Improving the learning environment in the Department of Physics: a peer mentoring program for first-year female physicists alongside changes in the lecture programme
In 2018, a D-PHYS evaluation of the Basisjahr (first Bachelor year) pass rates showed an imbalance of the pass rates between genders in the first and second attempt: the pass rate for female students was only 32 % compared to 46 % for their male colleagues. There was also feedback from female students to staff about problematic challenges during this first-year experience. In addition, the number of women starting the physics course was low, only 17% of the first-year students in 2020 (e.g., 45 out of 250). These factors raised concerns and questions, and an investigation was undertaken in 2019 to examine the first-year learning experience and to identify if there were issues that could be influencing the gender imbalance in pass rates. The study involved 21 interviews of randomly selected students (11 women and 10 male students) who had successfully completed the first year in the last 12 years.

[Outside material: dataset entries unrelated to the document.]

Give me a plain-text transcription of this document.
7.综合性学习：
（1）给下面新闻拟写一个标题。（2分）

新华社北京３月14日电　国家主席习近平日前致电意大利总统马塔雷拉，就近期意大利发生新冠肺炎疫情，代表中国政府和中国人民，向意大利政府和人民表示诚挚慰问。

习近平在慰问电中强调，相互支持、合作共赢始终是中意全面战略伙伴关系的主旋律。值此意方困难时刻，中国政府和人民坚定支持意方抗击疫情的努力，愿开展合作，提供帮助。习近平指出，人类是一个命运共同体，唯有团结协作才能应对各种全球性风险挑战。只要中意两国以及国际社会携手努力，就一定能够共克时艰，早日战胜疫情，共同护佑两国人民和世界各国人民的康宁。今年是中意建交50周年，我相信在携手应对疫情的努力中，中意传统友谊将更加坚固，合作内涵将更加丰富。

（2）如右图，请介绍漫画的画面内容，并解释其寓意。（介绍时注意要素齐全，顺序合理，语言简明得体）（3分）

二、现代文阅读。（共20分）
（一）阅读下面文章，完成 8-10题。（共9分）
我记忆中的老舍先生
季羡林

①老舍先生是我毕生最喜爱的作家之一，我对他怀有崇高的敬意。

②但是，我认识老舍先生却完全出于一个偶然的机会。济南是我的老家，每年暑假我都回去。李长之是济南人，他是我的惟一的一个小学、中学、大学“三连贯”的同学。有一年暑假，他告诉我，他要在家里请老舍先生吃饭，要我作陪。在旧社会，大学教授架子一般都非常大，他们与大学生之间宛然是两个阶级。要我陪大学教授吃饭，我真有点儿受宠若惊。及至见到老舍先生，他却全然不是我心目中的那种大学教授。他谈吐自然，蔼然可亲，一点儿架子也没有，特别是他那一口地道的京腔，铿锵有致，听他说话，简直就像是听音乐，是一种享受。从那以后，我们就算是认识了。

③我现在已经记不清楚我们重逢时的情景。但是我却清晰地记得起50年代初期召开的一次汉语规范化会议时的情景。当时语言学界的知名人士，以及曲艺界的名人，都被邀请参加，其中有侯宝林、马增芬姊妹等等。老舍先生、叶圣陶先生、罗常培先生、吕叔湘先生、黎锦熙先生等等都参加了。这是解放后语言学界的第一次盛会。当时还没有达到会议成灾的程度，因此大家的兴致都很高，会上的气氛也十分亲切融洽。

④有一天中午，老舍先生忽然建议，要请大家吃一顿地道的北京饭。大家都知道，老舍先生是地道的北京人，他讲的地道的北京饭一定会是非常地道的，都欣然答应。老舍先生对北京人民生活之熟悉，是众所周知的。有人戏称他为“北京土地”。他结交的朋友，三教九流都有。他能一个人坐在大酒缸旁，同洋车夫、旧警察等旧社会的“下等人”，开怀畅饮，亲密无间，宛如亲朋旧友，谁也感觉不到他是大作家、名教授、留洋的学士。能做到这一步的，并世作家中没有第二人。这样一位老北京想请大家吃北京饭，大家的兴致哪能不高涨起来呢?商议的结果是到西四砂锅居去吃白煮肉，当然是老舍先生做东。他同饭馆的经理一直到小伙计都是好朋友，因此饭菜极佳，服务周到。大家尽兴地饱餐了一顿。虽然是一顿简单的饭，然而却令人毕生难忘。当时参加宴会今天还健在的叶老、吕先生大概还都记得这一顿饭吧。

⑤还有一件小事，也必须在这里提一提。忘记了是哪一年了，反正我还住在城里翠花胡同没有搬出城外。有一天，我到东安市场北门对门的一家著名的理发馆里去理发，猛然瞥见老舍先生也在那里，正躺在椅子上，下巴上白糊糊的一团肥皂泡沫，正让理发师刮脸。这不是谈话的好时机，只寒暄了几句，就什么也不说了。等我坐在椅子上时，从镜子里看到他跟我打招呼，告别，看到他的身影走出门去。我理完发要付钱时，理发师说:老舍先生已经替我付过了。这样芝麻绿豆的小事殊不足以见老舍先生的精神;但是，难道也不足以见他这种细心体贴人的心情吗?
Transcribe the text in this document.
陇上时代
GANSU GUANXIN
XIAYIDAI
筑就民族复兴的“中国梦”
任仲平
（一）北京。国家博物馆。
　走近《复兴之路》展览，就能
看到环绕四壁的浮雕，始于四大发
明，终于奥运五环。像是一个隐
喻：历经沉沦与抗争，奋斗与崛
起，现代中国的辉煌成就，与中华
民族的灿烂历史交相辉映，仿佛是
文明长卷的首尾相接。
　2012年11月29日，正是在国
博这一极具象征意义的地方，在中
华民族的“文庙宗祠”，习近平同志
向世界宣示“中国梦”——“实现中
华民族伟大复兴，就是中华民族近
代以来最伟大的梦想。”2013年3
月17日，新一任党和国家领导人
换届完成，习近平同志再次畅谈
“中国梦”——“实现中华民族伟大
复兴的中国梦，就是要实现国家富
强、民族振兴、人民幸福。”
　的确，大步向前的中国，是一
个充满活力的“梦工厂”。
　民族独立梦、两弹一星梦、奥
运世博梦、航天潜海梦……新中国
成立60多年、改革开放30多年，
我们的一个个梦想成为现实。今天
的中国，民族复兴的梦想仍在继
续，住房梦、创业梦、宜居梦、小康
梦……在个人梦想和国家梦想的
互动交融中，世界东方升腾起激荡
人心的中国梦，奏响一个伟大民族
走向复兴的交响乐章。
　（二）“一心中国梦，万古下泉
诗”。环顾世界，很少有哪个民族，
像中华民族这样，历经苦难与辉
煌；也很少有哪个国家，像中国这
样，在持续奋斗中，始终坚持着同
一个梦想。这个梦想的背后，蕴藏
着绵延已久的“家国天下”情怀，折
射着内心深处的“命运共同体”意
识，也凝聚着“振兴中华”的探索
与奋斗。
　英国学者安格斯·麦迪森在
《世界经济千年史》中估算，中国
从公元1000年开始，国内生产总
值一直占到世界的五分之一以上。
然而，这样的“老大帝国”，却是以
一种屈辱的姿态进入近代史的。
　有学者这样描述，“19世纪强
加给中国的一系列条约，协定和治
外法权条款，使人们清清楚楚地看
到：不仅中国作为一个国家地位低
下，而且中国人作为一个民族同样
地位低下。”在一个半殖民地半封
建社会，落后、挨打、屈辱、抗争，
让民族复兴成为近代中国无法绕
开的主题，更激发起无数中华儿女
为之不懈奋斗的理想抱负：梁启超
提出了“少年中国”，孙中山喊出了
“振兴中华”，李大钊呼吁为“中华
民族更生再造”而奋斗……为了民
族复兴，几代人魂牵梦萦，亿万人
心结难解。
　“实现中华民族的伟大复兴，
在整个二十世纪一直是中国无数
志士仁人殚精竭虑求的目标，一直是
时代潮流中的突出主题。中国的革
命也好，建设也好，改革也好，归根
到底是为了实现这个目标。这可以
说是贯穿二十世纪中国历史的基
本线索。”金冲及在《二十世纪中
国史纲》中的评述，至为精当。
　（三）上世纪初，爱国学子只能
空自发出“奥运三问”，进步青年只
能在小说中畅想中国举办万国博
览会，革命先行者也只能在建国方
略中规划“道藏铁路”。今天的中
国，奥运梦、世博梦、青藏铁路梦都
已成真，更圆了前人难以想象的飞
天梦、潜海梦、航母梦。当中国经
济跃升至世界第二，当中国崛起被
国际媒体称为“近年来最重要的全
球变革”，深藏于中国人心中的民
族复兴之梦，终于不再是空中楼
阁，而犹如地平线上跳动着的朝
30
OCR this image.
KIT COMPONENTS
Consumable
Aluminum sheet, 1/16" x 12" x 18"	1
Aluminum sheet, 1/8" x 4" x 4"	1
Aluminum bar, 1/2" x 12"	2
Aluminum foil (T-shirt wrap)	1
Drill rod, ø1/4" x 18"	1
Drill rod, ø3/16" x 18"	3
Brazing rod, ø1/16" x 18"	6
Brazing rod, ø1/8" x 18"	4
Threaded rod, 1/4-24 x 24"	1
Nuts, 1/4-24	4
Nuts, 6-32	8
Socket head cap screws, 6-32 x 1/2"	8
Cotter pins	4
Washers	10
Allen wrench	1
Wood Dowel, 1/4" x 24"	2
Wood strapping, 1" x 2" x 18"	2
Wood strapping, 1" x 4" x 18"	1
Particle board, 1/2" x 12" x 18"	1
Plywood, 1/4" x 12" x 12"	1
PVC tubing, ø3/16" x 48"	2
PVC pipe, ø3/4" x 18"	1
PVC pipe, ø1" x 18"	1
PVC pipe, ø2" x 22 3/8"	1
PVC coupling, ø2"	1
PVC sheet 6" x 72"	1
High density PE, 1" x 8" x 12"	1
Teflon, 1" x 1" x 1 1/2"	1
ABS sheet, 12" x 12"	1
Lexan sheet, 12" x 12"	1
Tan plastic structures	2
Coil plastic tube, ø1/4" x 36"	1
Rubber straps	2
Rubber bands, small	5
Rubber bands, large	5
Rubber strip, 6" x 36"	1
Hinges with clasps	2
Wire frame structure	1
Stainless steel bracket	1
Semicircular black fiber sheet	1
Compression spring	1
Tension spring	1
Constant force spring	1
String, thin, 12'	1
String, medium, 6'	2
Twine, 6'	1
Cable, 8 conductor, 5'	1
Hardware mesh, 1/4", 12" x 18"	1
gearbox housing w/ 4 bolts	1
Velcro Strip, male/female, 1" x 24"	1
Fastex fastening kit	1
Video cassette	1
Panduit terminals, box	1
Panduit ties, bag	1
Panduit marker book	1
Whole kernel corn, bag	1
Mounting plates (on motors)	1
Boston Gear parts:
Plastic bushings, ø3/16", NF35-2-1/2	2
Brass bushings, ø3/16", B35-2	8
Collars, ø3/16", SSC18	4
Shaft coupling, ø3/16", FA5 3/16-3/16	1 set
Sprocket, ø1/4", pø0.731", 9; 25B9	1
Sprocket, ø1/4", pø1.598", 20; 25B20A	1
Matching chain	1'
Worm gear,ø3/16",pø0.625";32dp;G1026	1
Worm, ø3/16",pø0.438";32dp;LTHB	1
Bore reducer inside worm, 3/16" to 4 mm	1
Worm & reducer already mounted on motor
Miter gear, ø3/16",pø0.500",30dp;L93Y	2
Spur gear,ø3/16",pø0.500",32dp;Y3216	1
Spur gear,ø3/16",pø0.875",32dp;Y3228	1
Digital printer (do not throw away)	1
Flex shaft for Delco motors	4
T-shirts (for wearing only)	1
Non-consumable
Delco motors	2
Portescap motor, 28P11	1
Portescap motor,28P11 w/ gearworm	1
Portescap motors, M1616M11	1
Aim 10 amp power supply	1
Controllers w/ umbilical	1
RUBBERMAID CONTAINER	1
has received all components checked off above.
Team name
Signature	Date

This article describes the outcomes of these interviews, and the measures that resulted from this study. The interviews showed a distinct difference in experiences of the genders in the first year, and a consistent highlighting of problematic issues in the learning environment. In 2020, changes to the first-year physics learning environment followed, with a particular focus on a project to improve the situation for the female students. First, a peer-mentoring program was established for first-year female physics students. We report on how and why we established the program, the events that took place during the academic year 2020/2021 and present the evaluation data. Second, a number of changes were made to the physics lectures and exercise classes in 2020, which were designed to improve the learning environment for all. Finally, and in parallel, an anonymous grading system was introduced, to ensure that the differences in pass rates were not affected by unidentified biases. The paper concludes with a reflection on the impact of these multiple measures, an outline of plans to expand peer mentoring to all first-year students, and the importance of an ongoing evaluation to examine the effectiveness of the changes introduced.